Ocular melanoma is a rare but aggressive malignancy, for which the primary treatment modality remains radiotherapy. However, conventional radiotherapy is associated with significant side effects, primarily due to collateral damage to surrounding ocular structures, including the retinal pigment epithelium (RPE). Therefore, there is an urgent need for novel irradiation approaches that can minimize these adverse effects while maintaining therapeutic efficacy. In this study, we explore the potential of electron FLASH as an alternative to conventional irradiation, hypothesizing that it could reduce side effects while preserving its antitumor efficacy. As an initial step, we investigate the effects of electron FLASH irradiation on ARPE-19 cells, a human RPE cell line, based on the rationale the RPE is inevitably exposed during ocular melanoma radiotherapy. Additionally, we aim to mitigate radiotherapy-induced oxidative stress and inflammation by evaluating two novel dual-action biosteroids. These compounds retain the well- established anti-inflammatory properties of corticosteroids while, through biomodification, acquiring antioxidant capabilities.
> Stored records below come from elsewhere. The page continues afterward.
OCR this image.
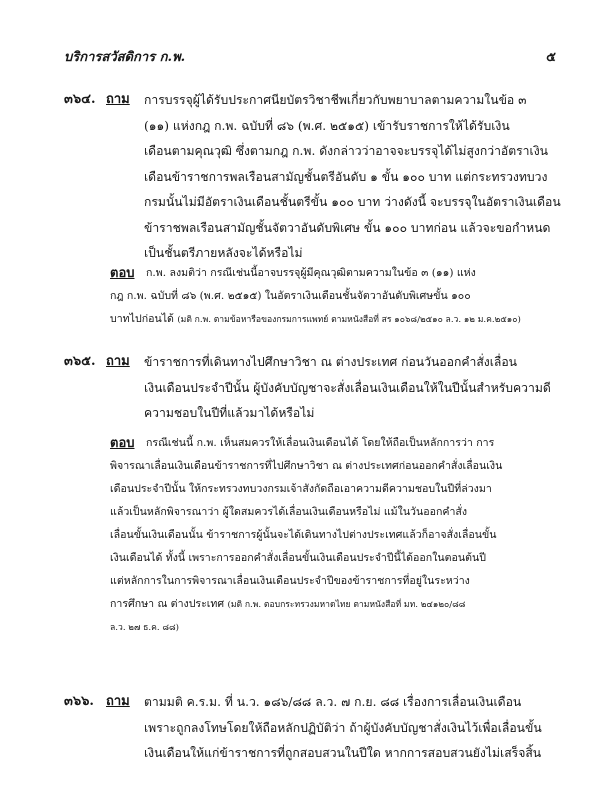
บริการสวัสดิการ ก.พ.	๕
๓๖๔. ถาม การบรรจุผู้ได้รับประกาศนียบัตรวิชาชีพเกี่ยวกับพยาบาลตามความในข้อ ๓
(๑๑) แห่งกฎ ก.พ. ฉบับที่ ๘๖ (พ.ศ. ๒๕๑๕) เข้ารับราชการให้ได้รับเงิน
เดือนตามคุณวุฒิ ซึ่งตามกฎ ก.พ. ดังกล่าวว่าอาจจะบรรจุได้ไม่สูงกว่าอัตราเงิน
เดือนข้าราชการพลเรือนสามัญชั้นตรีอันดับ ๑ ขั้น ๑๐๐ บาท แต่กระทรวงทบวง
กรมนั้นไม่มีอัตราเงินเดือนชั้นตรีขั้น ๑๐๐ บาท ว่างดังนี้ จะบรรจุในอัตราเงินเดือน
ข้าราชพลเรือนสามัญชั้นจัตวาอันดับพิเศษ ขั้น ๑๐๐ บาทก่อน แล้วจะขอกำหนด
เป็นชั้นตรีภายหลังจะได้หรือไม่
ตอบ	ก.พ. ลงมติว่า กรณีเช่นนี้อาจบรรจุผู้มีคุณวุฒิตามความในข้อ ๓ (๑๑) แห่ง
กฎ ก.พ. ฉบับที่ ๘๖ (พ.ศ. ๒๕๑๕) ในอัตราเงินเดือนชั้นจัตวาอันดับพิเศษขั้น ๑๐๐
บาทไปก่อนได้ (มติ ก.พ. ตามข้อหารือของกรมการแพทย์ ตามหนังสือที่ สร ๑๐๖๘/๒๕๑๐ ล.ว. ๑๒ ม.ค.๒๕๑๐)
๓๖๕. ถาม ข้าราชการที่เดินทางไปศึกษาวิชา ณ ต่างประเทศ ก่อนวันออกคำสั่งเลื่อน
เงินเดือนประจำปีนั้น ผู้บังคับบัญชาจะสั่งเลื่อนเงินเดือนให้ในปีนั้นสำหรับความดี
ความชอบในปีที่แล้วมาได้หรือไม่
ตอบ	กรณีเช่นนี้ ก.พ. เห็นสมควรให้เลื่อนเงินเดือนได้ โดยให้ถือเป็นหลักการว่า การ
พิจารณาเลื่อนเงินเดือนข้าราชการที่ไปศึกษาวิชา ณ ต่างประเทศก่อนออกคำสั่งเลื่อนเงิน
เดือนประจำปีนั้น ให้กระทรวงทบวงกรมเจ้าสังกัดถือเอาความดีความชอบในปีที่ล่วงมา
แล้วเป็นหลักพิจารณาว่า ผู้ใดสมควรได้เลื่อนเงินเดือนหรือไม่ แม้ในวันออกคำสั่ง
เลื่อนขั้นเงินเดือนนั้น ข้าราชการผู้นั้นจะได้เดินทางไปต่างประเทศแล้วก็อาจสั่งเลื่อนขั้น
เงินเดือนได้ ทั้งนี้ เพราะการออกคำสั่งเลื่อนขั้นเงินเดือนประจำปีนี้ได้ออกในตอนต้นปี
แต่หลักการในการพิจารณาเลื่อนเงินเดือนประจำปีของข้าราชการที่อยู่ในระหว่าง
การศึกษา ณ ต่างประเทศ (มติ ก.พ. ตอบกระทรวงมหาดไทย ตามหนังสือที่ มท. ๒๔๑๒๐/๘๘
ล.ว. ๒๗ ธ.ค. ๘๘)
๓๖๖. ถาม ตามมติ ค.ร.ม. ที่ น.ว. ๑๘๖/๘๘ ล.ว. ๗ ก.ย. ๘๘ เรื่องการเลื่อนเงินเดือน
เพราะถูกลงโทษโดยให้ถือหลักปฏิบัติว่า ถ้าผู้บังคับบัญชาสั่งเงินไว้เพื่อเลื่อนขั้น
เงินเดือนให้แก่ข้าราชการที่ถูกสอบสวนในปีใด หากการสอบสวนยังไม่เสร็จสิ้น
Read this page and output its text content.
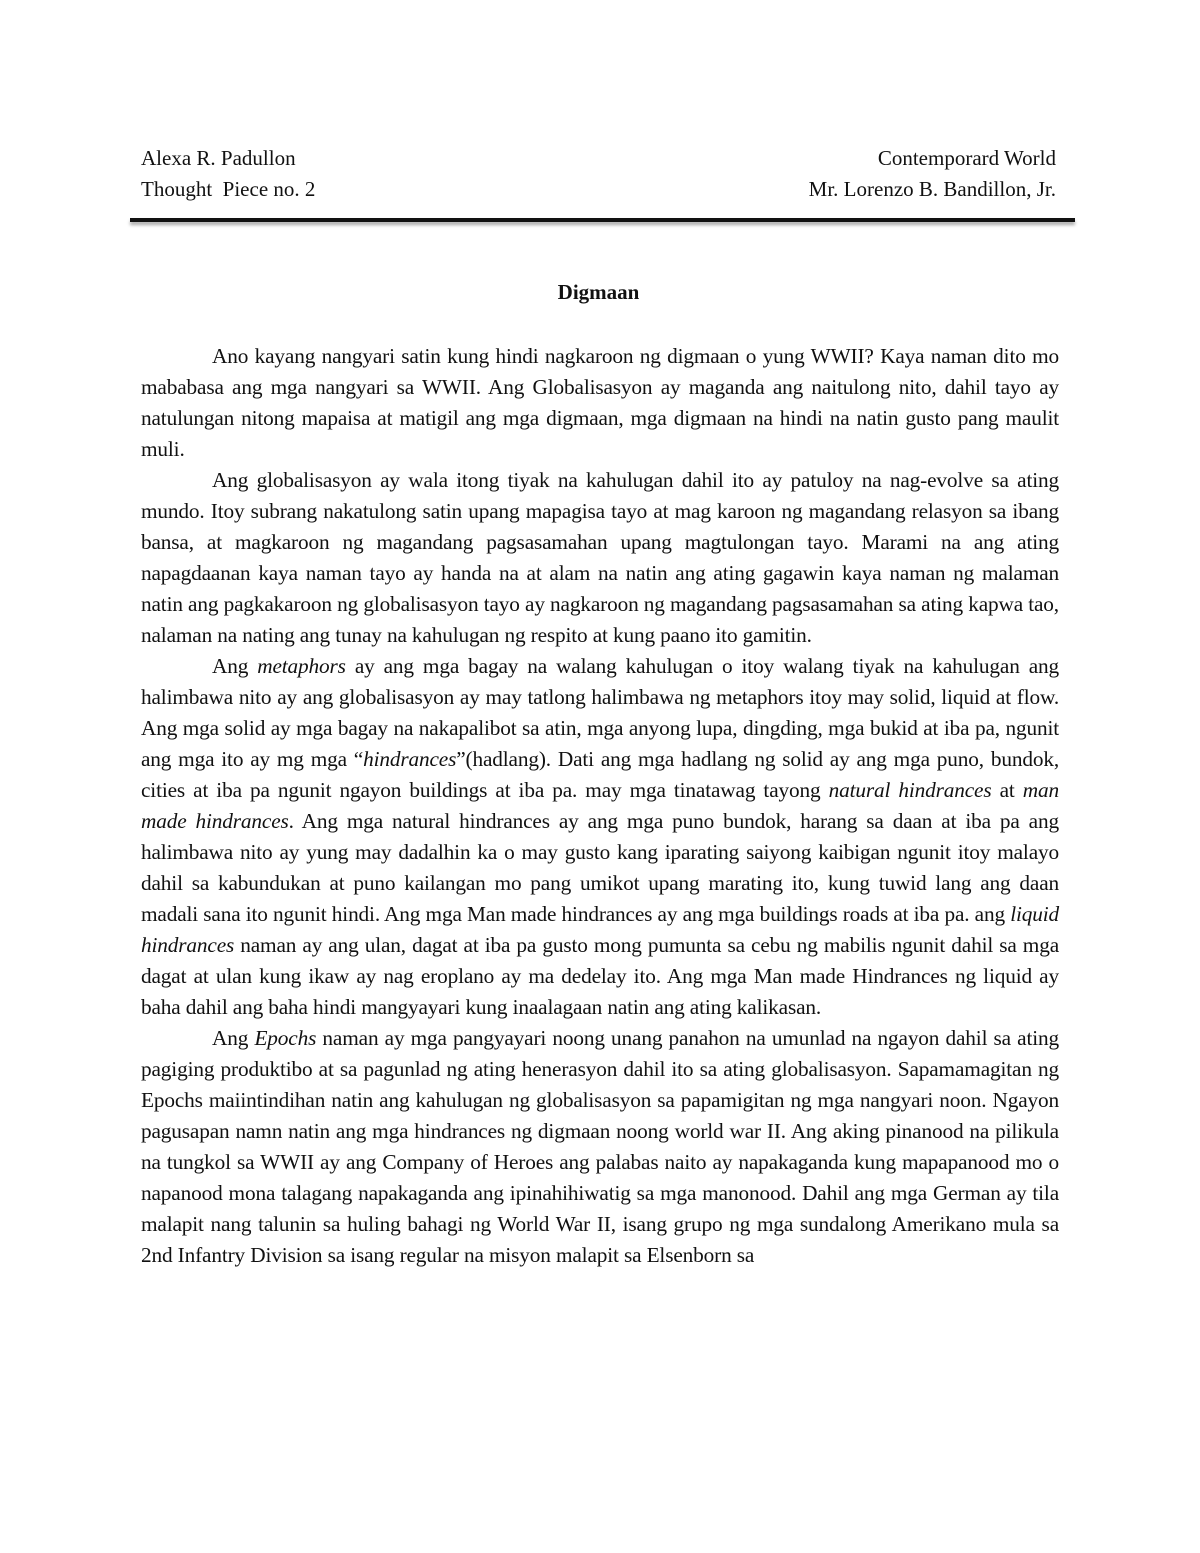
Alexa R. Padullon	Contemporard World
Thought  Piece no. 2	Mr. Lorenzo B. Bandillon, Jr.
Digmaan

Ano kayang nangyari satin kung hindi nagkaroon ng digmaan o yung WWII? Kaya naman dito mo mababasa ang mga nangyari sa WWII. Ang Globalisasyon ay maganda ang naitulong nito, dahil tayo ay natulungan nitong mapaisa at matigil ang mga digmaan, mga digmaan na hindi na natin gusto pang maulit muli.

Ang globalisasyon ay wala itong tiyak na kahulugan dahil ito ay patuloy na nag-evolve sa ating mundo. Itoy subrang nakatulong satin upang mapagisa tayo at mag karoon ng magandang relasyon sa ibang bansa, at magkaroon ng magandang pagsasamahan upang magtulongan tayo. Marami na ang ating napagdaanan kaya naman tayo ay handa na at alam na natin ang ating gagawin kaya naman ng malaman natin ang pagkakaroon ng globalisasyon tayo ay nagkaroon ng magandang pagsasamahan sa ating kapwa tao, nalaman na nating ang tunay na kahulugan ng respito at kung paano ito gamitin.

Ang metaphors ay ang mga bagay na walang kahulugan o itoy walang tiyak na kahulugan ang halimbawa nito ay ang globalisasyon ay may tatlong halimbawa ng metaphors itoy may solid, liquid at flow. Ang mga solid ay mga bagay na nakapalibot sa atin, mga anyong lupa, dingding, mga bukid at iba pa, ngunit ang mga ito ay mg mga “hindrances”(hadlang). Dati ang mga hadlang ng solid ay ang mga puno, bundok, cities at iba pa ngunit ngayon buildings at iba pa. may mga tinatawag tayong natural hindrances at man made hindrances. Ang mga natural hindrances ay ang mga puno bundok, harang sa daan at iba pa ang halimbawa nito ay yung may dadalhin ka o may gusto kang iparating saiyong kaibigan ngunit itoy malayo dahil sa kabundukan at puno kailangan mo pang umikot upang marating ito, kung tuwid lang ang daan madali sana ito ngunit hindi. Ang mga Man made hindrances ay ang mga buildings roads at iba pa. ang liquid hindrances naman ay ang ulan, dagat at iba pa gusto mong pumunta sa cebu ng mabilis ngunit dahil sa mga dagat at ulan kung ikaw ay nag eroplano ay ma dedelay ito. Ang mga Man made Hindrances ng liquid ay baha dahil ang baha hindi mangyayari kung inaalagaan natin ang ating kalikasan.

Ang Epochs naman ay mga pangyayari noong unang panahon na umunlad na ngayon dahil sa ating pagiging produktibo at sa pagunlad ng ating henerasyon dahil ito sa ating globalisasyon. Sapamamagitan ng Epochs maiintindihan natin ang kahulugan ng globalisasyon sa papamigitan ng mga nangyari noon. Ngayon pagusapan namn natin ang mga hindrances ng digmaan noong world war II. Ang aking pinanood na pilikula na tungkol sa WWII ay ang Company of Heroes ang palabas naito ay napakaganda kung mapapanood mo o napanood mona talagang napakaganda ang ipinahihiwatig sa mga manonood. Dahil ang mga German ay tila malapit nang talunin sa huling bahagi ng World War II, isang grupo ng mga sundalong Amerikano mula sa 2nd Infantry Division sa isang regular na misyon malapit sa Elsenborn sa
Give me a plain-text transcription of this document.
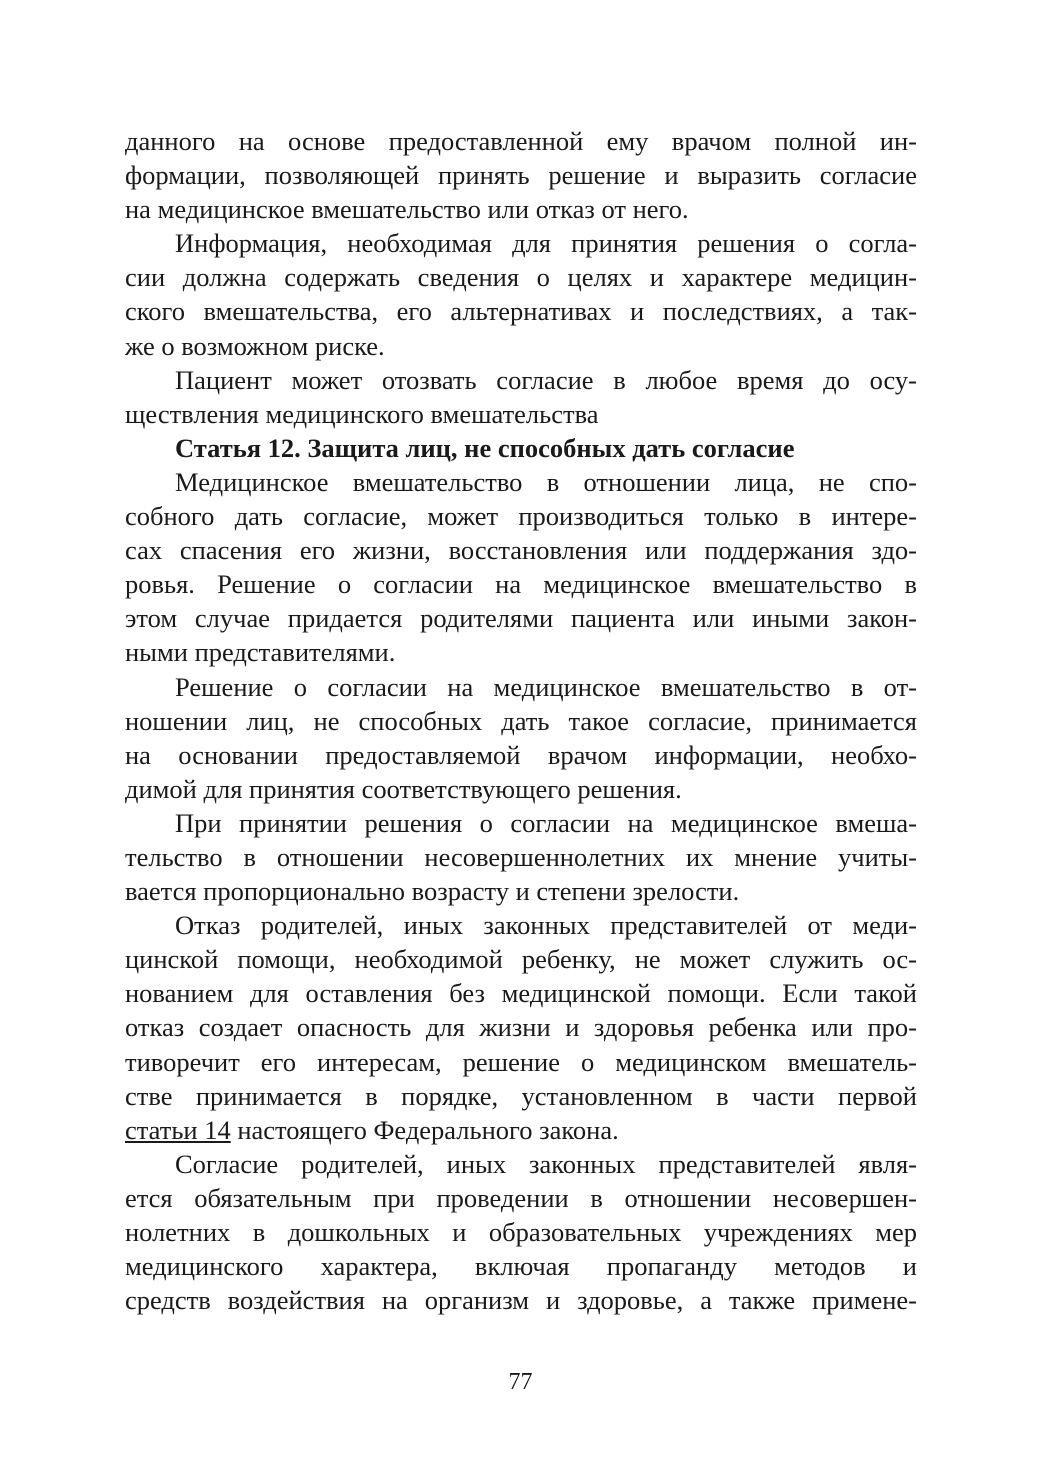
данного на основе предоставленной ему врачом полной ин-
формации, позволяющей принять решение и выразить согласие
на медицинское вмешательство или отказ от него.
Информация, необходимая для принятия решения о согла-
сии должна содержать сведения о целях и характере медицин-
ского вмешательства, его альтернативах и последствиях, а так-
же о возможном риске.
Пациент может отозвать согласие в любое время до осу-
ществления медицинского вмешательства
Статья 12. Защита лиц, не способных дать согласие
Медицинское вмешательство в отношении лица, не спо-
собного дать согласие, может производиться только в интере-
сах спасения его жизни, восстановления или поддержания здо-
ровья. Решение о согласии на медицинское вмешательство в
этом случае придается родителями пациента или иными закон-
ными представителями.
Решение о согласии на медицинское вмешательство в от-
ношении лиц, не способных дать такое согласие, принимается
на основании предоставляемой врачом информации, необхо-
димой для принятия соответствующего решения.
При принятии решения о согласии на медицинское вмеша-
тельство в отношении несовершеннолетних их мнение учиты-
вается пропорционально возрасту и степени зрелости.
Отказ родителей, иных законных представителей от меди-
цинской помощи, необходимой ребенку, не может служить ос-
нованием для оставления без медицинской помощи. Если такой
отказ создает опасность для жизни и здоровья ребенка или про-
тиворечит его интересам, решение о медицинском вмешатель-
стве принимается в порядке, установленном в части первой
статьи 14 настоящего Федерального закона.
Согласие родителей, иных законных представителей явля-
ется обязательным при проведении в отношении несовершен-
нолетних в дошкольных и образовательных учреждениях мер
медицинского характера, включая пропаганду методов и
средств воздействия на организм и здоровье, а также примене-
77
Their protective effects were assessed on ARPE-19 cells to determine their potential as therapeutic adjuvants. Building upon these in vitro investigations, we further tested our hypothesis in an in vivo wild-type (C57Bl/6) mouse model. Various parameters were analyzed to evaluate the biological response to electron FLASH in comparison to conventional radiotherapy irradiation. Ultimately, we implemented an ocular melanoma mouse model to test the hypothesis of isoefficacy in tumor control between FLASH and CONV irradiation, favoring the optimization of new treatment strategies for this malignacy.